Up until the last 5 years of so I had eaten okra one of three ways.

1) Stewed with tomatoes
2) Fried
3) Pickled

I love all of these preparations (seriously, if you’ve never had fried okra…get on it! and hot pickled okra…yum) but my mind was blown when I discovered two new ways to prepare one of my favorite southern veggies.

1) Grilled
2) Roasted

9.25okraaioli

Roasted okra is incredibly simple to prepare and oh so delicious. When eating roasted okra I prefer to pick them up and dip them in an aioli rather than use a fork. It’s more fun that way. And anytime you can dip a food in something (especially your veggies), you totally should.

9.25aioli

Lately I’ve been whipping up a Sriracha aioli to compliment my okra. With just four ingredients, this aioli is ready in no time. It’s also really good on veggie and turkey burgers.

4.25okra2

The last of the okra are in season so if you can still find them I highly recommend you pick some up and try this recipe!

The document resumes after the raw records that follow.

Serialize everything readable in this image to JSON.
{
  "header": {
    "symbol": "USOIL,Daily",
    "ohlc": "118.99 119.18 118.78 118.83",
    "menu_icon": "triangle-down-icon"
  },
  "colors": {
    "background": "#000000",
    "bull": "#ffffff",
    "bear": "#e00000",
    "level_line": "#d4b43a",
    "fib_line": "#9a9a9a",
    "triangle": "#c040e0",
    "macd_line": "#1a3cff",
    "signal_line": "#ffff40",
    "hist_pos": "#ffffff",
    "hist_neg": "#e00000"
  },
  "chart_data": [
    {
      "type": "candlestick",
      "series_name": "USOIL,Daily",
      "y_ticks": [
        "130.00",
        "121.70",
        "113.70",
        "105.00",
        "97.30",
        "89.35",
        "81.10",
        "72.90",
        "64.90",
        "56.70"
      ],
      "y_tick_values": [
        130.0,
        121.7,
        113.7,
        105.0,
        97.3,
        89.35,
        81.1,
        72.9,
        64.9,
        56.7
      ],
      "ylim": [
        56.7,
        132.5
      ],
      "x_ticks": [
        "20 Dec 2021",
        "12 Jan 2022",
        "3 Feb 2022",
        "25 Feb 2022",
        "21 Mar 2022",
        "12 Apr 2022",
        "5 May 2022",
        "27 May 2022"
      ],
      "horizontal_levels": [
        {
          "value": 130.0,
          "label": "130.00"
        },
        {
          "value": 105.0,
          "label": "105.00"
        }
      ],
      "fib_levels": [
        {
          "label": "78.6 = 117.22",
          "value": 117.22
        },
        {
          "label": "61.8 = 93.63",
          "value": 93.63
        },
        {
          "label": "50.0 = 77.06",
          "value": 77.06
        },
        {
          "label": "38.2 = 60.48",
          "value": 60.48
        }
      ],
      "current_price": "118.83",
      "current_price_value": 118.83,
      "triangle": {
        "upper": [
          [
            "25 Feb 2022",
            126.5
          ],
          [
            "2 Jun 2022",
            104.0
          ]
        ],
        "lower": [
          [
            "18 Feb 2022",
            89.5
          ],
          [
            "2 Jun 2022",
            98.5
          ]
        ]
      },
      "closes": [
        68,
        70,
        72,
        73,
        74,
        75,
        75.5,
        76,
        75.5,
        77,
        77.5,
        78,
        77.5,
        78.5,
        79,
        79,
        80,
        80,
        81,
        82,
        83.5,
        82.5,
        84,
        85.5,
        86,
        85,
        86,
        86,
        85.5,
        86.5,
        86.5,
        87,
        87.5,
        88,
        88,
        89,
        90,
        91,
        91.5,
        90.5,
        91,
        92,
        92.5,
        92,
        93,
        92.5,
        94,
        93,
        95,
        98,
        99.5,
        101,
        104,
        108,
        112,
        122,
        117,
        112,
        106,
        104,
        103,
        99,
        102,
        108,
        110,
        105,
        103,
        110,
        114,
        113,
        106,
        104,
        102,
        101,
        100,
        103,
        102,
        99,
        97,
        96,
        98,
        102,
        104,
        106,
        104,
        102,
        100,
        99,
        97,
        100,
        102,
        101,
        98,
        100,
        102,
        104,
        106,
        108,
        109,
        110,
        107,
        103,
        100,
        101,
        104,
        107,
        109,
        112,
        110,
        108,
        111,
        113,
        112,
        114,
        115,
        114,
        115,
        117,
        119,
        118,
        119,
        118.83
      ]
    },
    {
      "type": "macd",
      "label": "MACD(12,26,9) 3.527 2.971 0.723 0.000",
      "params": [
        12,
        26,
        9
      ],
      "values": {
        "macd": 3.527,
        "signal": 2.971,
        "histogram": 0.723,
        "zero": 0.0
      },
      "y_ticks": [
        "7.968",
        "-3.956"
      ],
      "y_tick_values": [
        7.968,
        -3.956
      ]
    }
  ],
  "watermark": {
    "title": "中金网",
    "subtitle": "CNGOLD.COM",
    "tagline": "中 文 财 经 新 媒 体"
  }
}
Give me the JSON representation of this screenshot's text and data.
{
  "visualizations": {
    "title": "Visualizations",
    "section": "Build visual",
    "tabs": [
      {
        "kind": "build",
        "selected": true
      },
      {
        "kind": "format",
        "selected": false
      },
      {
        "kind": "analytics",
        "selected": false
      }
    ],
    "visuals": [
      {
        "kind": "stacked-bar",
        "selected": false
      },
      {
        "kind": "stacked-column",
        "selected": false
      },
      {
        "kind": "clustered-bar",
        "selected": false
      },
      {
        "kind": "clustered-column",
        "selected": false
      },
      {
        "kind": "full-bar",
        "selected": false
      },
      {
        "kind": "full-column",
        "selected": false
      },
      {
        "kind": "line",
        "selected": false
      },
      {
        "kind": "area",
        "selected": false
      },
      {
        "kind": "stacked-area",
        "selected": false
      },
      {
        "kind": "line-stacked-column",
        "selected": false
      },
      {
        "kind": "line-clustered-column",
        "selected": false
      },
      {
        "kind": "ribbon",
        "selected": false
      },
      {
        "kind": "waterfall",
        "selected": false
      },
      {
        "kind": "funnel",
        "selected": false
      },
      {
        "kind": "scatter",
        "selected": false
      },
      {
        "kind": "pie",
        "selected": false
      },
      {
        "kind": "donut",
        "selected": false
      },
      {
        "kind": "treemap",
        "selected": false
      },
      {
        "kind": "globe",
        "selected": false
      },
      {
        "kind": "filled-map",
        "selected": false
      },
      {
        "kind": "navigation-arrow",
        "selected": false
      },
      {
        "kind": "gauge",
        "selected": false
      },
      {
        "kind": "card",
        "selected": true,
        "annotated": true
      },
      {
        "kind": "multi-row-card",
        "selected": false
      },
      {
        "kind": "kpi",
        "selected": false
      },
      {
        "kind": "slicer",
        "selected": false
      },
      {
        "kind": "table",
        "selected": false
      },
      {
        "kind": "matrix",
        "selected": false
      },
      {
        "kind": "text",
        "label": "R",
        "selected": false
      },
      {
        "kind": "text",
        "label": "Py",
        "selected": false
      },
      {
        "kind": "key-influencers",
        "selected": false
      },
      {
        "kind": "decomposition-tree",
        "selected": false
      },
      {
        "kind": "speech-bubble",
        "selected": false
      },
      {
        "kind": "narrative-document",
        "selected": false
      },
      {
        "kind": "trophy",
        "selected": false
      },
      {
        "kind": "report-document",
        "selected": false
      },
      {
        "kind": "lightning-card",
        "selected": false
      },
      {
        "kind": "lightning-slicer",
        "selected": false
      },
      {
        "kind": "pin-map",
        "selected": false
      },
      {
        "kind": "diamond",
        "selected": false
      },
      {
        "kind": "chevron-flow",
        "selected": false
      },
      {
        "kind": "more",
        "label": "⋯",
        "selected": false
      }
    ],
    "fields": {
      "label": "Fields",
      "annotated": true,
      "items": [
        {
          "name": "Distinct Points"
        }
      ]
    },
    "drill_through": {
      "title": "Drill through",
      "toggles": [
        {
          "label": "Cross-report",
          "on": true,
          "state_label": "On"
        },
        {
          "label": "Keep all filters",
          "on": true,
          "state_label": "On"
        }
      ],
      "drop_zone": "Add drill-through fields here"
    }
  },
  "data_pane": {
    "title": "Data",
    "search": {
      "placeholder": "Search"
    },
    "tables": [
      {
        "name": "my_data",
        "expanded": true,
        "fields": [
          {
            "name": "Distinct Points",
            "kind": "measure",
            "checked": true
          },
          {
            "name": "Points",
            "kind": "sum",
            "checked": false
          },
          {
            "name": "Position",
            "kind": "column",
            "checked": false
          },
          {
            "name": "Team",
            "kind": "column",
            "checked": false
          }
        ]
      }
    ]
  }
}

Roasted Okra with Sriaracha Aioli 

Ingredients: 

FOR THE OKRA

Okra (shopping tip…look for smaller pods, the large ones tend to be tough and fibrous)
Olive oil
Sea salt

FOR THE AIOLI

2 tablespoons plain greek yogurt
1 tablespoon low-fat mayo
1 teaspoon Sriracha or hot chili sauce
Squeeze lemon juice

Directions: 

FOR THE OKRA

Preheat oven to 400 degrees.

Spread okra out on a large baking sheet. Drizzle with olive oil and toss to coat. Generously season with sea salt. Place in oven and roast for about 18-22 minutes, shaking the pan occasionally. The okra is done when lightly browned and tender.

FOR THE AIOLI

Whisk together the yogurt, mayo, Sriracha and lemon juice. Season to taste. You may want to add a little salt, more lemon juice, more hot sauce, etc. depending on your taste preferences. This recipe can easily be multiplied and keeps well in the fridge for a few days.

Okra…love it, not so much or never tried it? If you love it, what’s your favorite way to eat it?